Keep in mind that you’ll receive just $0.35 on the sale of such books, so keep their number at a minimum.
Price the Latest Releases at a Premium: $3.99
Your latest books in a series deserve to be priced at a premium, say $3.99. Since people will be eager to purchase the latest book and you’ll be advertising this work, a premium price should be sustainable in the market place.
Just remember, the sweet spot, the spot you never want to wander too far from, is $2.99.
Price 3 Book Bundles at a Discount: $5.99
One of the practices I’ve fallen into is bundling $2.99 books (even to include a $0.99 book) into three book bundles and charging $5.99 for the bundle. This provides the reader with three books for the price of 2 and can generate a great deal of additional income from those willing to commit to get a bargain.
Plan your series around three book bundles and release these bundles at the appropriate intervals of time.
Price Your POD Paperback to Sell eBooks: $7.99
Remember, the purpose of a POD paperback is to drive eBook sales. Since Amazon displays the paperback price crossed out, followed by the eBook price in the upper right-hand corner of your book description page, you should charge a relatively large amount for your paperback to make the eBook price appear to be an incredible deal.

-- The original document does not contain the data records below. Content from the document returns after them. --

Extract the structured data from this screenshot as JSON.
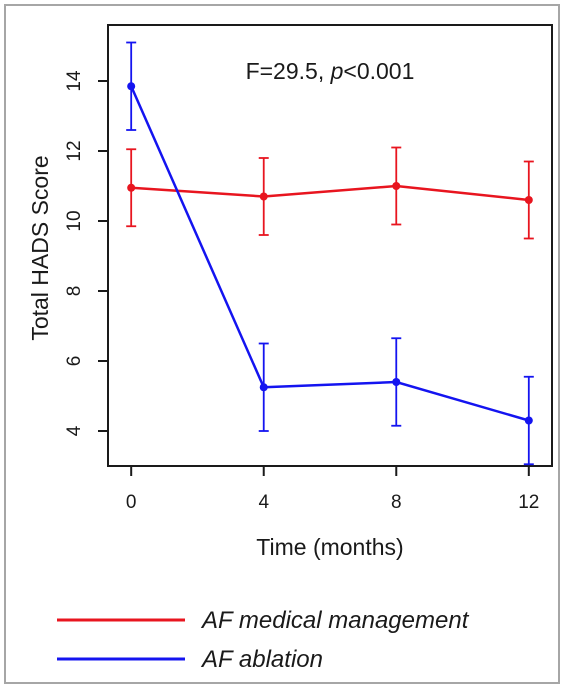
{
  "chart_data": {
    "type": "line",
    "title": "",
    "xlabel": "Time (months)",
    "ylabel": "Total HADS Score",
    "x": [
      0,
      4,
      8,
      12
    ],
    "xlim": [
      -0.7,
      12.7
    ],
    "ylim": [
      3.0,
      15.6
    ],
    "xticks": [
      0,
      4,
      8,
      12
    ],
    "yticks": [
      4,
      6,
      8,
      10,
      12,
      14
    ],
    "grid": false,
    "legend": "bottom",
    "annotation": {
      "prefix": "F=29.5, ",
      "italic": "p",
      "suffix": "<0.001"
    },
    "series": [
      {
        "name": "AF medical management",
        "color": "#e8151f",
        "values": [
          10.95,
          10.7,
          11.0,
          10.6
        ],
        "err_low": [
          9.85,
          9.6,
          9.9,
          9.5
        ],
        "err_high": [
          12.05,
          11.8,
          12.1,
          11.7
        ]
      },
      {
        "name": "AF ablation",
        "color": "#1414f0",
        "values": [
          13.85,
          5.25,
          5.4,
          4.3
        ],
        "err_low": [
          12.6,
          4.0,
          4.15,
          3.05
        ],
        "err_high": [
          15.1,
          6.5,
          6.65,
          5.55
        ]
      }
    ]
  }
}
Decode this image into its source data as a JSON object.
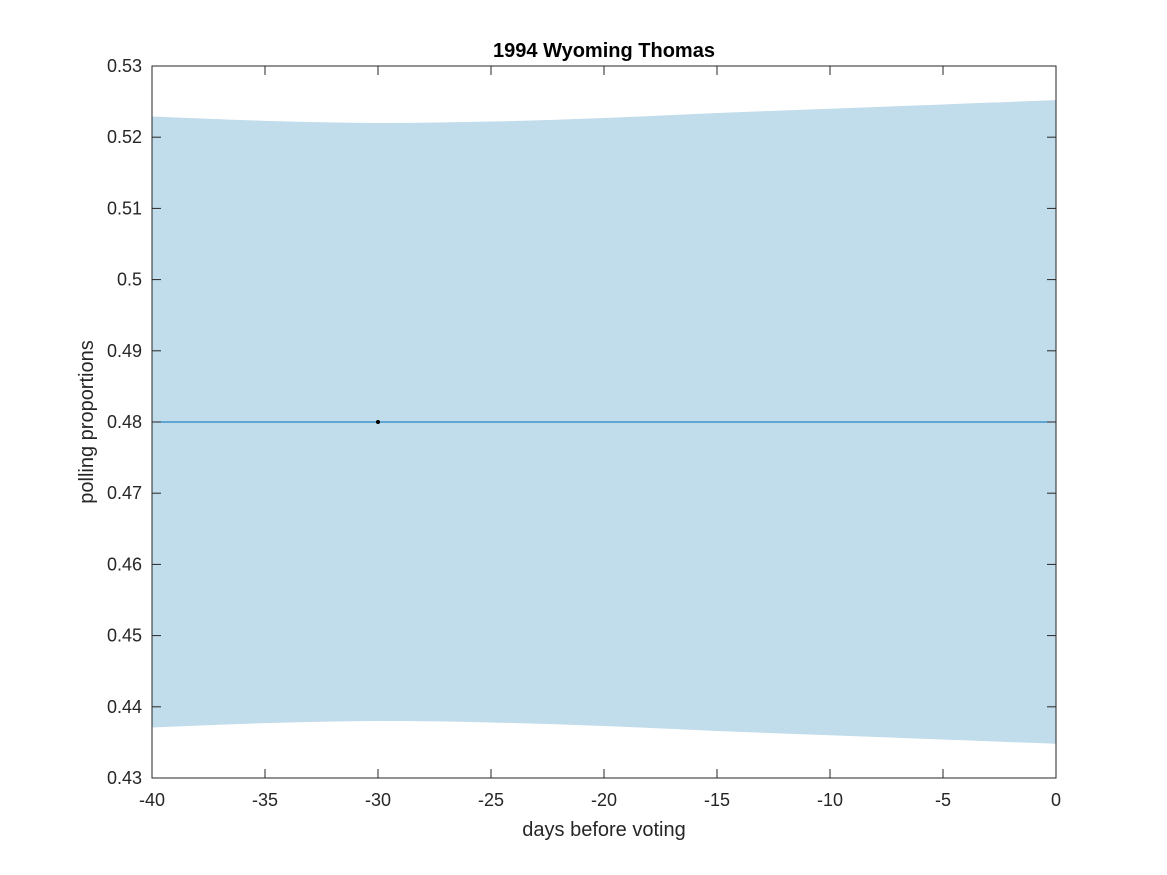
{
  "chart_data": {
    "type": "line",
    "title": "1994 Wyoming Thomas",
    "xlabel": "days before voting",
    "ylabel": "polling proportions",
    "xlim": [
      -40,
      0
    ],
    "ylim": [
      0.43,
      0.53
    ],
    "x_ticks": [
      -40,
      -35,
      -30,
      -25,
      -20,
      -15,
      -10,
      -5,
      0
    ],
    "x_tick_labels": [
      "-40",
      "-35",
      "-30",
      "-25",
      "-20",
      "-15",
      "-10",
      "-5",
      "0"
    ],
    "y_ticks": [
      0.43,
      0.44,
      0.45,
      0.46,
      0.47,
      0.48,
      0.49,
      0.5,
      0.51,
      0.52,
      0.53
    ],
    "y_tick_labels": [
      "0.43",
      "0.44",
      "0.45",
      "0.46",
      "0.47",
      "0.48",
      "0.49",
      "0.5",
      "0.51",
      "0.52",
      "0.53"
    ],
    "grid": false,
    "band": {
      "x": [
        -40,
        -35,
        -30,
        -25,
        -20,
        -15,
        -10,
        -5,
        0
      ],
      "upper": [
        0.5229,
        0.5223,
        0.522,
        0.5222,
        0.5227,
        0.5234,
        0.524,
        0.5246,
        0.5252
      ],
      "lower": [
        0.4371,
        0.4377,
        0.438,
        0.4378,
        0.4373,
        0.4366,
        0.436,
        0.4354,
        0.4348
      ],
      "color": "#c1dcea"
    },
    "series": [
      {
        "x": [
          -40,
          0
        ],
        "values": [
          0.48,
          0.48
        ],
        "color": "#0072bd"
      }
    ],
    "points": [
      {
        "x": -30,
        "y": 0.48,
        "color": "#000000"
      }
    ]
  }
}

The least you’ll probably be able to charge for your paperback is $5.99 to cover publication costs. A price of $9.99 seems inflated. I, therefore, like to price my paperback releases at $7.99. As a result, your Amazon book description page will show your book marked down from a maximum price of $7.99 to $2.99. This should help a lot to sell eBooks.
Why Use .99 or .97 Pricing
So, why price books ending with $0.99 instead of rounding the price up to the nearest dollar? Two reasons:
- Because $2.99 seems a lot less than $3.00. It’s a physiological thing involving what we mentally perceive as a large number (a rounded number).
- Because $2.99 is the location of the Sweet Spot as set by Amazon.
Note that long term marketers feel that you should instead terminate prices with $0.97 to make it appear less obvious that you’re charging the maximum number of cents without charging a full dollar. The fact that Amazon has set the Sweet Spot at $2.99 shows they don’t agree with this marketing strategy.
Bottom line: End all your prices with $0.99 to maximize profits.
How to Make an Amazon eBook Perma-Free
A perma-free book is a book that is permanently free on Amazon. Rather than using perma-free pricing, I prefer to price my lead magnet books at $0.99. However, should you want to go perma-free, the following is the rather odd process that you must go through.
- Publish your book on Amazon for $2.99.
- Publish your book on another platform. I recommend Barnes & Noble or the Apple Store for free.
- Get friends to notify Amazon that your book is free on another platform.
- Amazon will eventually price match your book by making it free.
Note that this is the only way to offer a book for free on Amazon.